How has the fluid mosaic model been expanded?

Linking between transmembrane proteins and the cytoskeleton, linkages between proteins and the ECM, and specialized domains.

What does the lipid raft model propose?

Lipid rafts are enriched for certain types of lipids, and some proteins localize there.

What does the picket fence model suggest?

The cytoskeleton is the fence, and transmembrane-cytoskeleton interactions are the pickets, creating diffusion barriers.

What does the protein island model suggest?

Membrane proteins are always localized together in specialized domains, which may or may not be enriched in cholesterol.

What are lipid rafts?

Areas enriched in cholesterol.

What are protein islands that are not enriched in cholesterol called?

Non-raft islands.

What does FRAP stand for?

Fluorescence Recovery After Photobleaching.

How does FRAP work?

Using a strong laser to bleach an area of a cell with fluorescently labeled membrane proteins and observing how quickly the fluorescence recovers.

What is the immobile fraction in FRAP?

The fraction of proteins that do not recover fluorescence after bleaching.

What is the mobile fraction in FRAP?

The fraction of proteins that recover fluorescence after bleaching.

What is the half-time to recovery (T half)?

The time it takes for half of the fluorescence to recover after bleaching.

What are the normal diffusion units?

Micrometres squared per second.

What lipids were used in the supported lipid bilayer experiment?

DOPC and DPPC, which are lipids.

Which lipid is more fluid, DOPC or DPPC?

DOPC (unsaturated lipids).

What do supported lipid bilayers do?

Mimic cell membranes by forming a bilayer on a glass surface.

What does GUVs stand for?

Giant unilaminar vesicles.

What can GUVs be used for?

Look at things like cell growth and division, and also the different phases of the lipids, so like phase separation.

What is a limitation of FRAP?

Looking at a large number of proteins across a large area in the membrane.

What is single particle tracking?

Fluorescently tagging a protein and tracking its movement within a membrane.

What can proteins be labeled with in single particle tracking?

Fluorescent proteins, organic dyes, labeled antibodies, or gold particles.

What happens if there is too high of a labeling density?

If you label too many of those proteins, this will just, this whole cell will be red, right?
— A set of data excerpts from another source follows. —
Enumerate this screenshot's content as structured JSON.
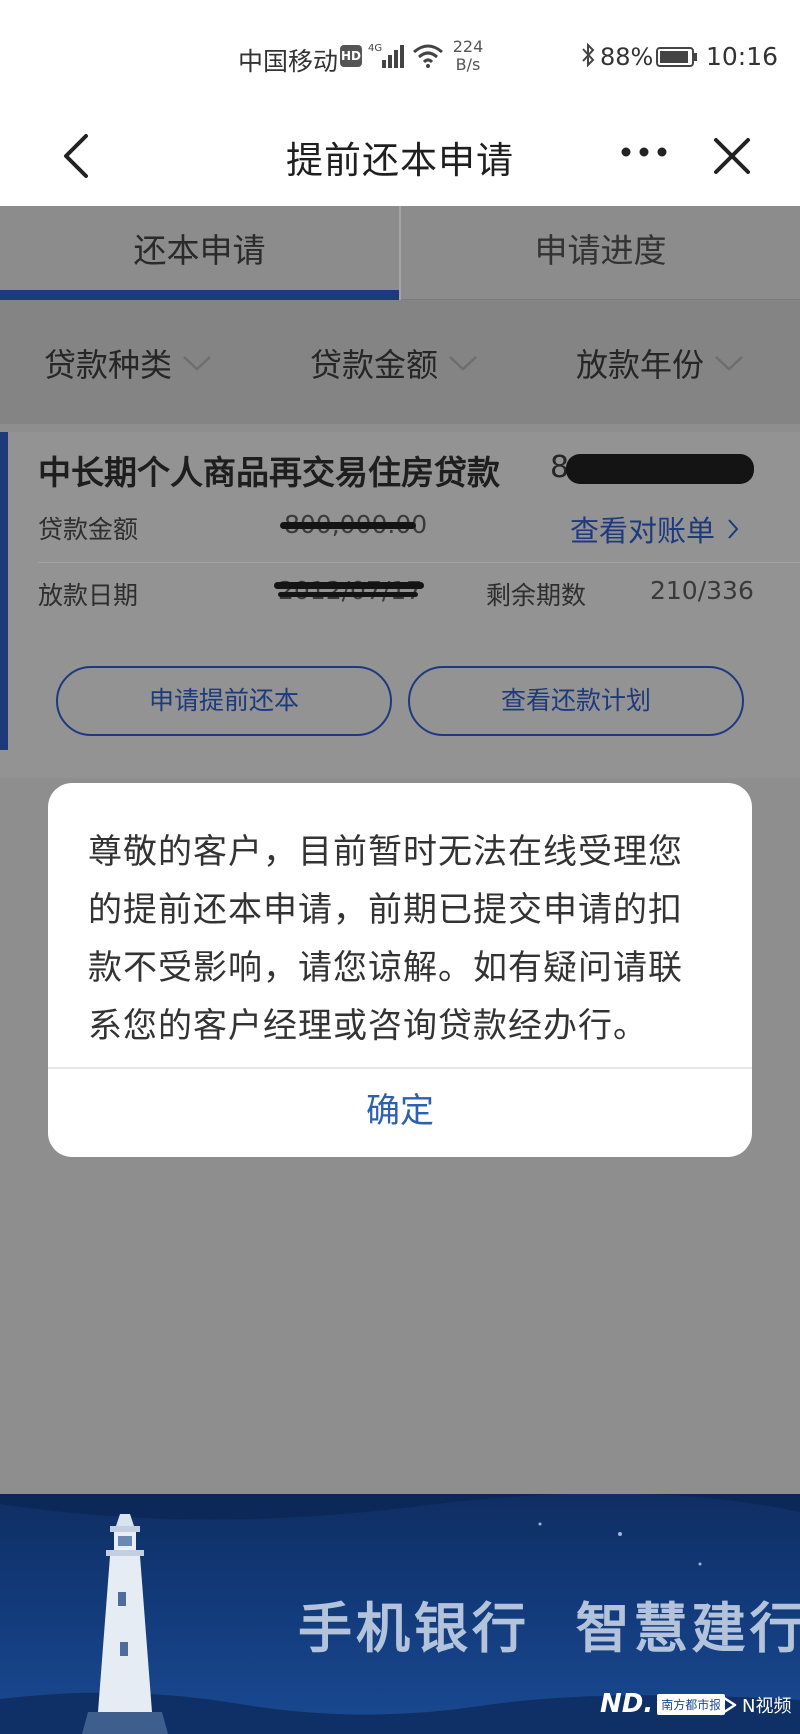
{
  "status_bar": {
    "carrier": "中国移动",
    "hd": "HD",
    "network": "4G",
    "net_speed_value": "224",
    "net_speed_unit": "B/s",
    "battery": "88%",
    "time": "10:16"
  },
  "nav": {
    "title": "提前还本申请",
    "back_icon": "chevron-left-icon",
    "more_icon": "more-dots-icon",
    "close_icon": "close-icon"
  },
  "tabs": [
    {
      "label": "还本申请",
      "active": true
    },
    {
      "label": "申请进度",
      "active": false
    }
  ],
  "filters": [
    {
      "label": "贷款种类"
    },
    {
      "label": "贷款金额"
    },
    {
      "label": "放款年份"
    }
  ],
  "loan": {
    "name": "中长期个人商品再交易住房贷款",
    "number_visible": "8",
    "amount_label": "贷款金额",
    "amount_value": "800,000.00",
    "statement_link": "查看对账单",
    "date_label": "放款日期",
    "date_value": "2012/07/17",
    "remaining_label": "剩余期数",
    "remaining_value": "210/336",
    "btn_prepay": "申请提前还本",
    "btn_plan": "查看还款计划"
  },
  "modal": {
    "message": "尊敬的客户，目前暂时无法在线受理您的提前还本申请，前期已提交申请的扣款不受影响，请您谅解。如有疑问请联系您的客户经理或咨询贷款经办行。",
    "confirm": "确定"
  },
  "banner": {
    "slogan": "手机银行  智慧建行"
  },
  "watermark": {
    "nd_mark": "ND.",
    "nd_name": "南方都市报",
    "video": "N视频"
  },
  "colors": {
    "accent_blue": "#1e3a7c",
    "confirm_blue": "#2d61b0",
    "overlay_gray": "#8e8e8e"
  }
}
And you won't be able to distinguish different things.

What is fluorophore brightness?

Have to think about fluorophore brightness. So, for the time that I image, is that fluorescence going to be there or as soon as I put it under the microscope, is that fluorescence going to disappear?

What issue can arise from the size of the tag used for labeling proteins?
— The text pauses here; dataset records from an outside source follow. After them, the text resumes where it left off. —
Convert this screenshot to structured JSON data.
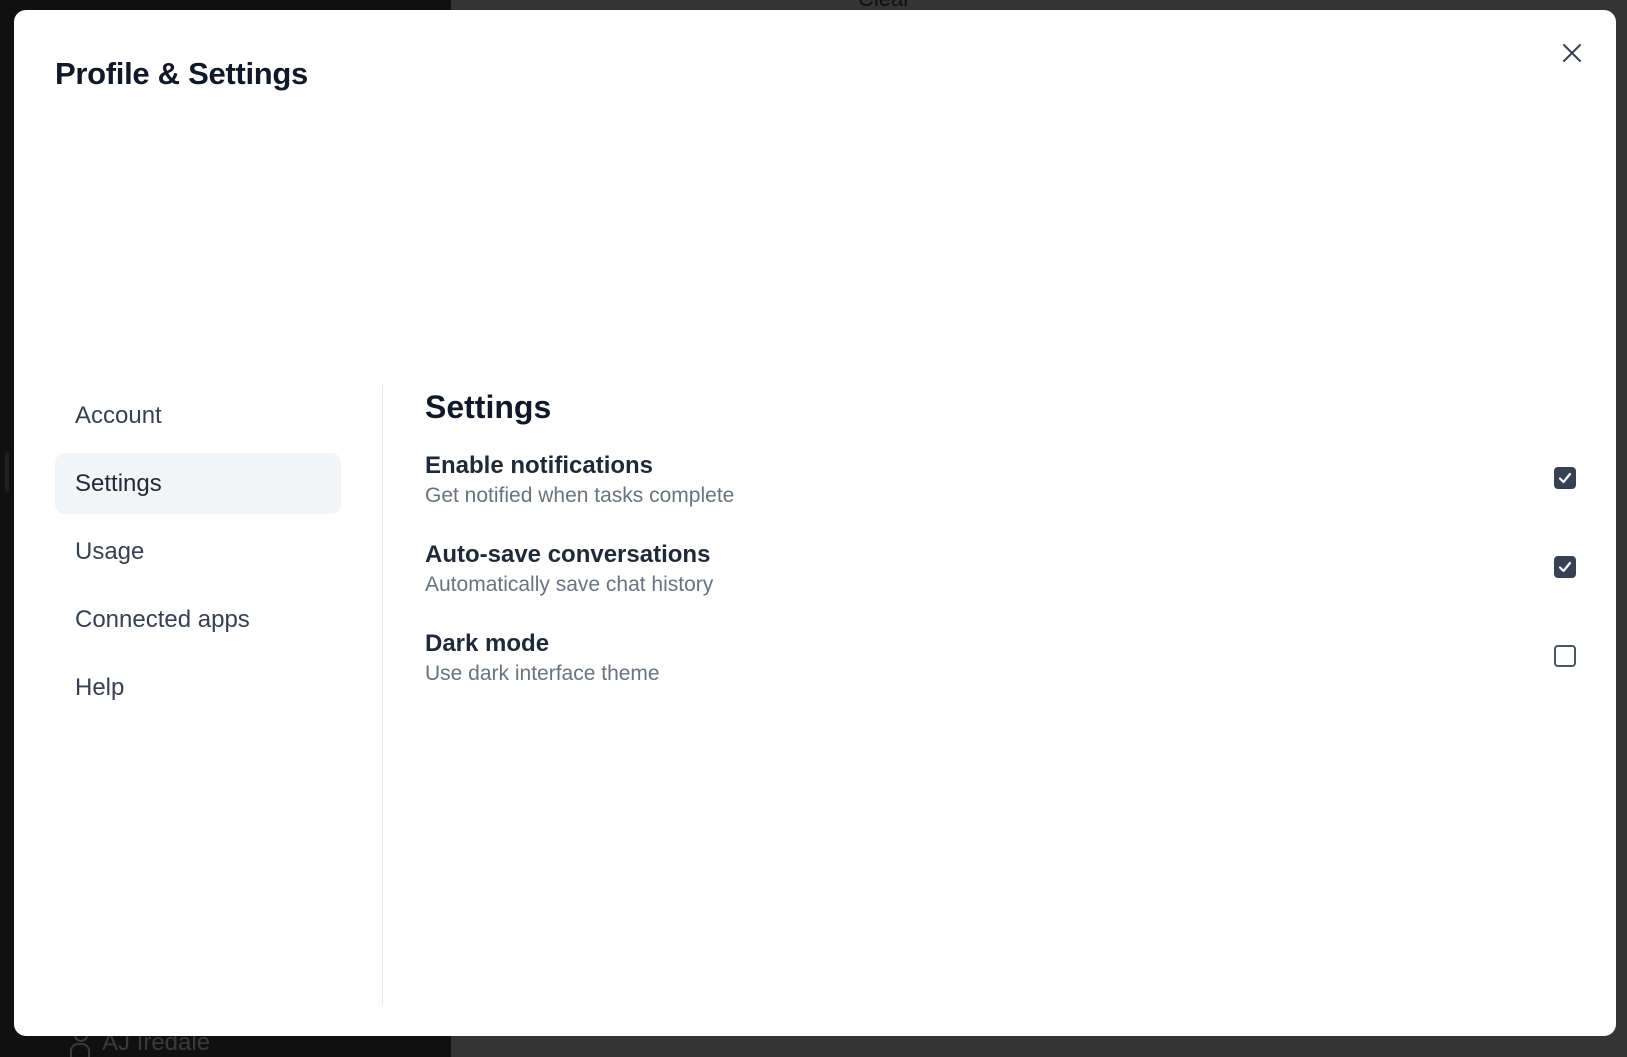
{
  "background": {
    "top_text": "Clear",
    "user_name": "AJ Iredale"
  },
  "modal": {
    "title": "Profile & Settings",
    "close_icon": "close-icon"
  },
  "nav": {
    "items": [
      {
        "label": "Account",
        "active": false
      },
      {
        "label": "Settings",
        "active": true
      },
      {
        "label": "Usage",
        "active": false
      },
      {
        "label": "Connected apps",
        "active": false
      },
      {
        "label": "Help",
        "active": false
      }
    ]
  },
  "content": {
    "title": "Settings",
    "settings": [
      {
        "label": "Enable notifications",
        "description": "Get notified when tasks complete",
        "checked": true
      },
      {
        "label": "Auto-save conversations",
        "description": "Automatically save chat history",
        "checked": true
      },
      {
        "label": "Dark mode",
        "description": "Use dark interface theme",
        "checked": false
      }
    ]
  },
  "colors": {
    "checkbox_checked": "#374151",
    "active_nav_bg": "#f3f4f6"
  }
}
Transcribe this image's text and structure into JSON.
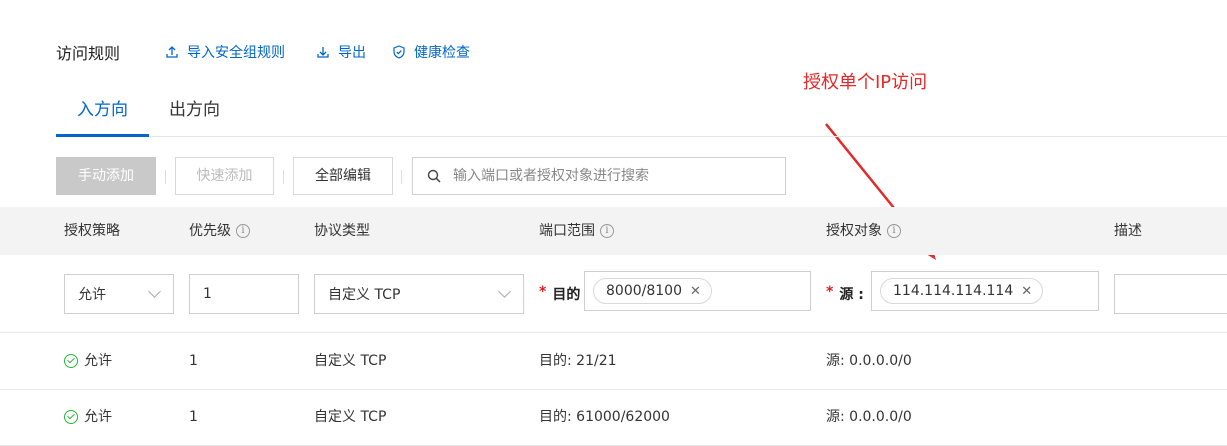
{
  "section": {
    "title": "访问规则"
  },
  "actions": [
    {
      "label": "导入安全组规则",
      "icon": "upload-icon"
    },
    {
      "label": "导出",
      "icon": "download-icon"
    },
    {
      "label": "健康检查",
      "icon": "shield-check-icon"
    }
  ],
  "tabs": {
    "inbound": "入方向",
    "outbound": "出方向",
    "active": "inbound"
  },
  "toolbar": {
    "manual_add": "手动添加",
    "quick_add": "快速添加",
    "edit_all": "全部编辑",
    "search_placeholder": "输入端口或者授权对象进行搜索"
  },
  "table": {
    "headers": [
      "授权策略",
      "优先级",
      "协议类型",
      "端口范围",
      "授权对象",
      "描述"
    ],
    "edit_row": {
      "policy": "允许",
      "priority": "1",
      "protocol": "自定义 TCP",
      "port_label": "目的",
      "port_tag": "8000/8100",
      "source_label": "源 :",
      "source_tag": "114.114.114.114",
      "description": ""
    },
    "rows": [
      {
        "policy": "允许",
        "priority": "1",
        "protocol": "自定义 TCP",
        "port": "目的: 21/21",
        "source": "源: 0.0.0.0/0"
      },
      {
        "policy": "允许",
        "priority": "1",
        "protocol": "自定义 TCP",
        "port": "目的: 61000/62000",
        "source": "源: 0.0.0.0/0"
      }
    ]
  },
  "annotation": {
    "text": "授权单个IP访问",
    "color": "#e52828"
  },
  "colors": {
    "accent": "#0066cc",
    "success": "#2db540",
    "required": "#e02020"
  }
}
Something really big on, that introduces what we call steric hindrance. So that means that you might interfere with diffusion of the protein or you might interfere with the biological function of that because it can't get to where it needs to be because it's got something big and bulky attached to it

What types of behaviors are observed for molecules tracked during single particle tracking?
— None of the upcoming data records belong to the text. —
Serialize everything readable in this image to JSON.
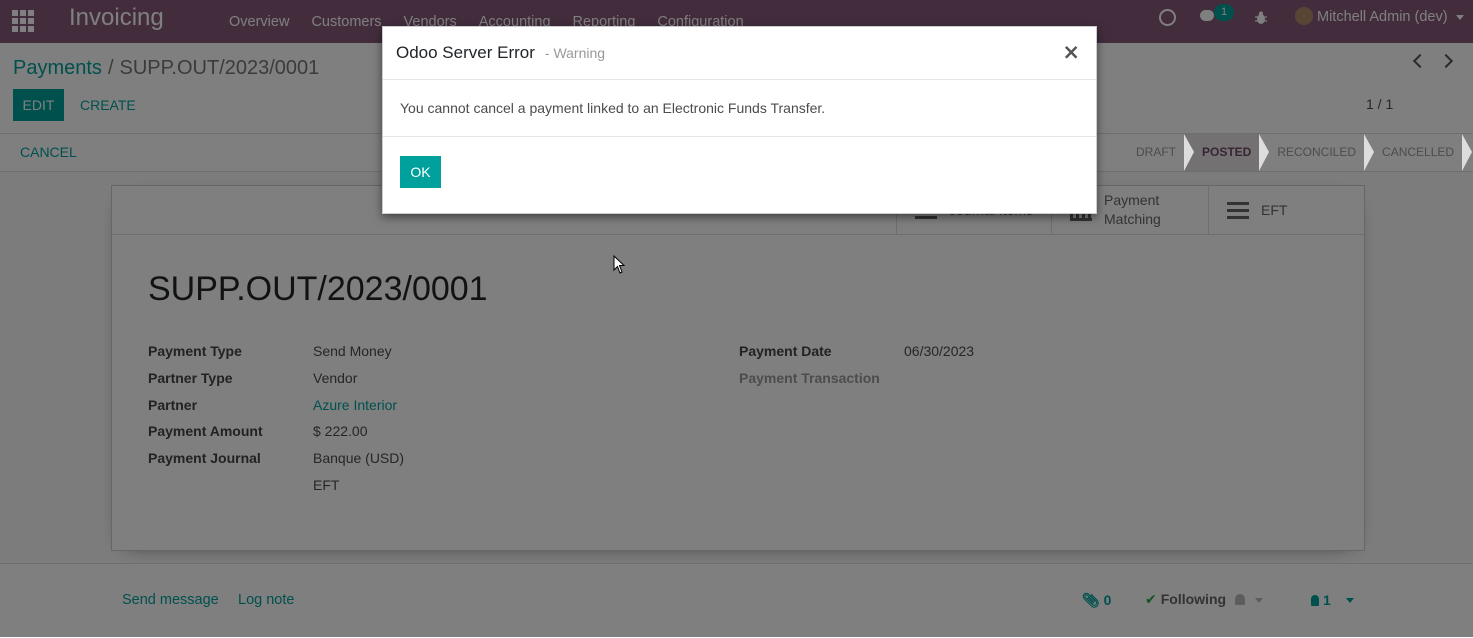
{
  "navbar": {
    "app_name": "Invoicing",
    "menu": [
      "Overview",
      "Customers",
      "Vendors",
      "Accounting",
      "Reporting",
      "Configuration"
    ],
    "chat_count": "1",
    "user": "Mitchell Admin (dev)",
    "color": "#875a7b"
  },
  "breadcrumb": {
    "parent": "Payments",
    "current": "SUPP.OUT/2023/0001"
  },
  "buttons": {
    "edit": "EDIT",
    "create": "CREATE",
    "cancel": "CANCEL"
  },
  "pager": {
    "value": "1 / 1"
  },
  "statusbar": {
    "stages": [
      "DRAFT",
      "POSTED",
      "RECONCILED",
      "CANCELLED"
    ],
    "active": "POSTED"
  },
  "smart_buttons": {
    "journal_items": "Journal Items",
    "payment_matching_1": "Payment",
    "payment_matching_2": "Matching",
    "eft": "EFT"
  },
  "record": {
    "name": "SUPP.OUT/2023/0001",
    "fields": {
      "payment_type_label": "Payment Type",
      "payment_type": "Send Money",
      "partner_type_label": "Partner Type",
      "partner_type": "Vendor",
      "partner_label": "Partner",
      "partner": "Azure Interior",
      "amount_label": "Payment Amount",
      "amount": "$ 222.00",
      "journal_label": "Payment Journal",
      "journal": "Banque (USD)",
      "method": "EFT",
      "date_label": "Payment Date",
      "date": "06/30/2023",
      "transaction_label": "Payment Transaction"
    }
  },
  "chatter": {
    "send_message": "Send message",
    "log_note": "Log note",
    "attachments": "0",
    "following": "Following",
    "followers": "1"
  },
  "modal": {
    "title": "Odoo Server Error",
    "subtitle": "- Warning",
    "close": "×",
    "message": "You cannot cancel a payment linked to an Electronic Funds Transfer.",
    "ok": "OK"
  },
  "accent": "#00a09d"
}
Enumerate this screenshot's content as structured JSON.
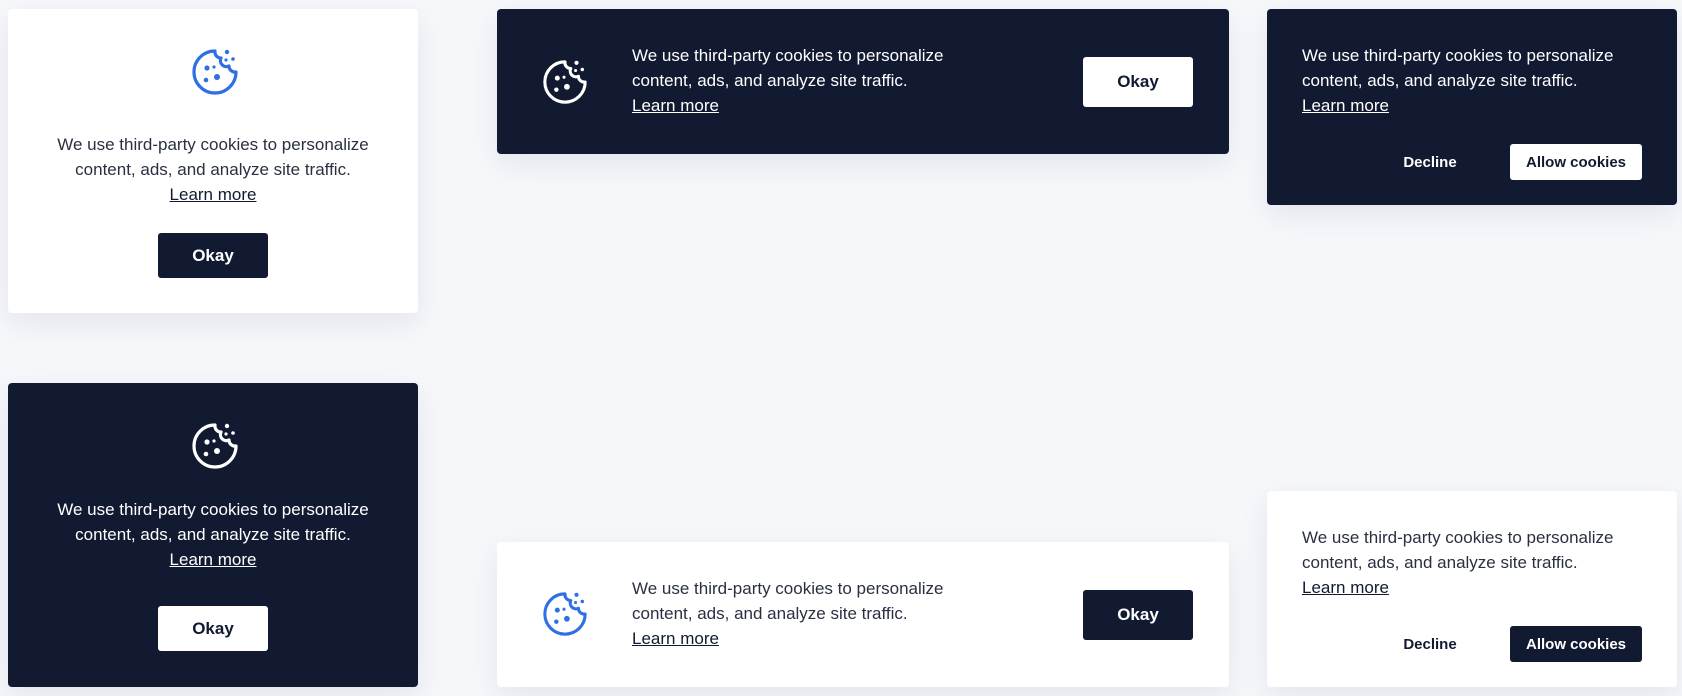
{
  "colors": {
    "page_background": "#f6f7fb",
    "dark_navy": "#111a30",
    "white": "#ffffff",
    "accent_blue": "#2f6fe4"
  },
  "icons": {
    "cookie": "cookie-icon"
  },
  "banner_vertical_light": {
    "line1": "We use third-party cookies to personalize",
    "line2": "content, ads, and analyze site traffic.",
    "learn_more": "Learn more",
    "okay": "Okay"
  },
  "banner_horizontal_dark": {
    "line1": "We use third-party cookies to personalize",
    "line2": "content, ads, and analyze site traffic.",
    "learn_more": "Learn more",
    "okay": "Okay"
  },
  "banner_two_button_dark": {
    "line1": "We use third-party cookies to personalize",
    "line2": "content, ads, and analyze site traffic.",
    "learn_more": "Learn more",
    "decline": "Decline",
    "allow": "Allow cookies"
  },
  "banner_vertical_dark": {
    "line1": "We use third-party cookies to personalize",
    "line2": "content, ads, and analyze site traffic.",
    "learn_more": "Learn more",
    "okay": "Okay"
  },
  "banner_horizontal_light": {
    "line1": "We use third-party cookies to personalize",
    "line2": "content, ads, and analyze site traffic.",
    "learn_more": "Learn more",
    "okay": "Okay"
  },
  "banner_two_button_light": {
    "line1": "We use third-party cookies to personalize",
    "line2": "content, ads, and analyze site traffic.",
    "learn_more": "Learn more",
    "decline": "Decline",
    "allow": "Allow cookies"
  }
}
Free to move, confined to a microdomain, or largely immobile.

In what type of membrane, artificial or cellular, do molecules move more freely?

Artificial bilayers because no barriers.

How do you quantify single particle tracking?

Calculating the mean square displacement.

What is displacement?

The displacement or the difference between two points.

What do different mean square displacement traces indicate?

Straight line indicates free diffusion; plateaus indicate constrained movement; directed movement is active transport.

How do you calculate diffusion from MSD?

Using the gradient to then get out your diffusion coefficient.

What is the purpose of formative assessments?

Designed to help you understand what you know and what you don't know.

What is the purpose of summative assessment?

Tests what you've learned over the course of the module, for example.